C’est que l’idéologie libérale est le fondement des grandes instances mondiales, comme l’OMC ou le FMI. Et suivant le "Consensus de Washington", un accord tacite du "Fonds Monétaire International" (FMI) et de la "Banque mondiale" (BM), ces institutions accordent des aides financières aux pays en développement à une seule condition : dans leur politique de développement., ces pays doivent absolument réduire l’intervention de l’Etat.

En effet, pour ces institutions internationales, le développement s’opère uniquement dans le cadre d’échanges marchands de nature privée, dans un marché mondial libéralisé, autrement dit sans entraves. Par contre, pour le mouvement altermondialiste, par leur supranationalité, ces grandes institutions échappent à toute légitimité démocratique. L’idéologie libérale qui les sous-tend est aussi la seule enseignée dans les grandes écoles où aucune autre vision n’est étudiée. Seule logique des grandes entreprises et du capitalisme, elle tend donc à devenir la seule référence des gouvernements, de droite comme de gauche. Les altermondialistes déplorent que le libéralisme soit généralement présenté comme une loi naturelle. Il devient donc intouchable, échappe aux aléas électoraux du jeu démocratique.

Dans leur entendement, le "Consensus de Washington" n’a pas pour objectif le développement économique des pays pauvres. Mais plutôt la constitution d’un marché mondial. Il s’agit alors du "terrain de jeu favori d’un capitalisme financier tout puissant".

Des dégâts occasionnés par cette politique dans les pays pauvres, notamment en Afrique, on retient : les inégalités qui ont fortement progressé, cependant que régressaient les protections sociales, l’éducation et même l’espérance de vie. En mettant en application les mesures préconisées par la "Banque mondiale", plusieurs de nos pays ont adopté et mis en oeuvre des restrictions budgétaires. Les effets dans ce cas sont immédiats : récession, développement futur compromis à cause principalement de la réduction des dépenses de santé et d’éducation.

Lorsque dans les années 1990, les critiques se sont intensifiées et multipliées, le "Consensus de Washington" s’est mué en "Bonne gouvernance". Toutefois, le fond néolibéral est démeuré le même, assujettissant tout au marché, et remettant en cause les services publics et la protection sociale.

En cherchant à créer une Banque du Sud, le mouvement altermondialiste cherche donc à prendre à contrepied la mondialisation néolibérale.
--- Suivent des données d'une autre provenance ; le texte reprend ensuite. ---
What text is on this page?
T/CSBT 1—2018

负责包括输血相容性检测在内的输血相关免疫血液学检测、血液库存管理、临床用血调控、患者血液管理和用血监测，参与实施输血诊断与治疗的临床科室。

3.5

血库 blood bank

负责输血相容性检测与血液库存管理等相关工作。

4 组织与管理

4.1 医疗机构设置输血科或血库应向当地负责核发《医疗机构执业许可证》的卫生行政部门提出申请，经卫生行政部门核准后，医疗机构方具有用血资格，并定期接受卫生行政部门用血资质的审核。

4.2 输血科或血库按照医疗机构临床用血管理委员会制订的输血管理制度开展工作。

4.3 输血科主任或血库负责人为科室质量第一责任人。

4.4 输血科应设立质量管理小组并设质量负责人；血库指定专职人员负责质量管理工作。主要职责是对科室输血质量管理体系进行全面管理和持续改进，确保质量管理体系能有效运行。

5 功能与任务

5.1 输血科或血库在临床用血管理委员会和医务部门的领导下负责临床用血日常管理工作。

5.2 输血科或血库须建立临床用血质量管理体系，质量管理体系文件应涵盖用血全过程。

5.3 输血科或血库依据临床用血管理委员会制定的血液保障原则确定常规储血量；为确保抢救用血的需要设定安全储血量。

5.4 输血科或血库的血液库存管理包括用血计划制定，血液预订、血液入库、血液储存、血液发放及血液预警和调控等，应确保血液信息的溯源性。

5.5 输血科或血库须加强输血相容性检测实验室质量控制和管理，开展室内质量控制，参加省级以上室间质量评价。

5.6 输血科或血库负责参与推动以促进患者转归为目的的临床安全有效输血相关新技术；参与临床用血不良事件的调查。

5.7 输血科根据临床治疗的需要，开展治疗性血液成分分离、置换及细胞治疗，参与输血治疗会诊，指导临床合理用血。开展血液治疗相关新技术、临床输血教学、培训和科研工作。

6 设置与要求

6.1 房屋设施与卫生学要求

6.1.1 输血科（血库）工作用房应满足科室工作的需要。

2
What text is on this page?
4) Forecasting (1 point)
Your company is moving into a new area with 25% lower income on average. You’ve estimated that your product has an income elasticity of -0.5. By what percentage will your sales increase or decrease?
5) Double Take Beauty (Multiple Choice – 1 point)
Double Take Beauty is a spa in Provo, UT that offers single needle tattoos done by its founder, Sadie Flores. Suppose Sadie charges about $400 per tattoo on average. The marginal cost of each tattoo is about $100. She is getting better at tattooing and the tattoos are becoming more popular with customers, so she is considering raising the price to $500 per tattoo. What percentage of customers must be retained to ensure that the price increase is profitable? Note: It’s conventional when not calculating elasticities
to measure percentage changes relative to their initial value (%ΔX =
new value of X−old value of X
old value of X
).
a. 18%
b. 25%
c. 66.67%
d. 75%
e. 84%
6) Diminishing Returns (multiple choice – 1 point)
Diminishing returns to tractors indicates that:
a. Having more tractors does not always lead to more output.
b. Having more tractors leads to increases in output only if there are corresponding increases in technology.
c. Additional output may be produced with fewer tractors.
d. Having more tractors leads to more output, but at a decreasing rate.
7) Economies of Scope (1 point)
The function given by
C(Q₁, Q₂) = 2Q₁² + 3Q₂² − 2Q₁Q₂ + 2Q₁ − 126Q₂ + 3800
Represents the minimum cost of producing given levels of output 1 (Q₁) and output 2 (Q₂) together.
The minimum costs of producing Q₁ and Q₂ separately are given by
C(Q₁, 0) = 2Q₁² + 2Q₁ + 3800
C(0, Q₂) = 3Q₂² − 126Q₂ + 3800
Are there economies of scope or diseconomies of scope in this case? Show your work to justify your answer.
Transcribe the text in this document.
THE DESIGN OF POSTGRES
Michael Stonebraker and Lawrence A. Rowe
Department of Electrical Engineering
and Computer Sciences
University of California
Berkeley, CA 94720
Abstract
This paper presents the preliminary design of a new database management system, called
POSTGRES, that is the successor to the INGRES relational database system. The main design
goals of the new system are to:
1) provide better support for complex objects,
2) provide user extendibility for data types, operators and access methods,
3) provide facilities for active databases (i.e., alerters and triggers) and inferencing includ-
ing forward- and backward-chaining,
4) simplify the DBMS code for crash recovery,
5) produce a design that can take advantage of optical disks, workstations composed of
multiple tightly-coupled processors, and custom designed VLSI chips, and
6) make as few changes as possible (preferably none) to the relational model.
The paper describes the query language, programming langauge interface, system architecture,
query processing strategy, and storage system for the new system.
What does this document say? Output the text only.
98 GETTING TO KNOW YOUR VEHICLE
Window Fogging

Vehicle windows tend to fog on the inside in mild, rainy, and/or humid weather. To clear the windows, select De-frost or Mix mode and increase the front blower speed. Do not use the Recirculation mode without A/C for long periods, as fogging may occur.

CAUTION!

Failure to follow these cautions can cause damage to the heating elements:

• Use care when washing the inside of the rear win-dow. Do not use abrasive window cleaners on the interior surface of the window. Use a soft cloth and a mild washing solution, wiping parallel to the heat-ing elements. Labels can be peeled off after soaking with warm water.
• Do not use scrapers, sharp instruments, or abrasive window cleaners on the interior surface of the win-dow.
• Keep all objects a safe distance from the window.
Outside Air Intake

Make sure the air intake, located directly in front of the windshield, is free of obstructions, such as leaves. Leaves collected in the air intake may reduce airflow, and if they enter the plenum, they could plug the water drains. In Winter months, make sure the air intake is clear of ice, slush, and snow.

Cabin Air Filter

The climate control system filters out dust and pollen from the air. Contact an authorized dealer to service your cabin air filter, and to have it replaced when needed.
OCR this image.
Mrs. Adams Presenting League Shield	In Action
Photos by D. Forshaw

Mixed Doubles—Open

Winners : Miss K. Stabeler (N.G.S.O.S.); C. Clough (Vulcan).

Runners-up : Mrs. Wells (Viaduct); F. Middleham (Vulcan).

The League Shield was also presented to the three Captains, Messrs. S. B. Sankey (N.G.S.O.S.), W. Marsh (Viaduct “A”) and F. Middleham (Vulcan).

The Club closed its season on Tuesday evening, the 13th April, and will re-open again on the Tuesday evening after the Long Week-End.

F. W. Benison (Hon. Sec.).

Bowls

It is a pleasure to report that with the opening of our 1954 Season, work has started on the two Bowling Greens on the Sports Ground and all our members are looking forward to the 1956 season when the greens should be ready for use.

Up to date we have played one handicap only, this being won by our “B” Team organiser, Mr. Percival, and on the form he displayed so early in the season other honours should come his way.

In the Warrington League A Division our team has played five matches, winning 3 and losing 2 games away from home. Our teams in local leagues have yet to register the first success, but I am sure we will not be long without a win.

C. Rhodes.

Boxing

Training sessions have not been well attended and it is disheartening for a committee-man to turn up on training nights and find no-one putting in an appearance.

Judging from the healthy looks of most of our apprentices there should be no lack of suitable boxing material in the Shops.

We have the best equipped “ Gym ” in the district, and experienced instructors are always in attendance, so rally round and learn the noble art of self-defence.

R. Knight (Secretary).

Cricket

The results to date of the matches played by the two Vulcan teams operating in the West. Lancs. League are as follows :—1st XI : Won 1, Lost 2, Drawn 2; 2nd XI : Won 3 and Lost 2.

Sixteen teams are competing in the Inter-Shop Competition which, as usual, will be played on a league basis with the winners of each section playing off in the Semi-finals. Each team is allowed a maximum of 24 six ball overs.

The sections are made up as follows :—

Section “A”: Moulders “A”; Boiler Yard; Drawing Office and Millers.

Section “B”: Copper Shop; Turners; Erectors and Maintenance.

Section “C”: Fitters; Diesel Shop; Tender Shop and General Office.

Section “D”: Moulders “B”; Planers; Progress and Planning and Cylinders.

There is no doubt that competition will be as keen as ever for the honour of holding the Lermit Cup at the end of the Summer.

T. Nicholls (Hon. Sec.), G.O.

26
Mais quelle qu’elle soit, la future Banque du Sud devra se départir de certaines habitudes et observer un minimum de principes et d’éthique. Une banque qui fonctionne de manière rigoureuse, après adoption de règles de principes claires, spécifiques et agissant dans la transparence, sans intrusion politicienne.

Une Banque du Sud, pourquoi pas ? L’expérience vaut la peine d’être tentée car il existe de réelles compétences dans les pays du Sud. Mais nos pays ont surtout besoin d’une banque flexible dans sa gestion, accessible aux plus démunis, à des taux acceptables, et qui dispose de garanties certaines. Il est souhaitable que la future banque soit suffisamment décentralisée, qu’elle favorise la micro-finance pour un développement endogène optimal.

Et dans le respect de sa propre logique, la Banque du Sud devrait pouvoir contribuer à jeter les bases d’une future OMC du Sud.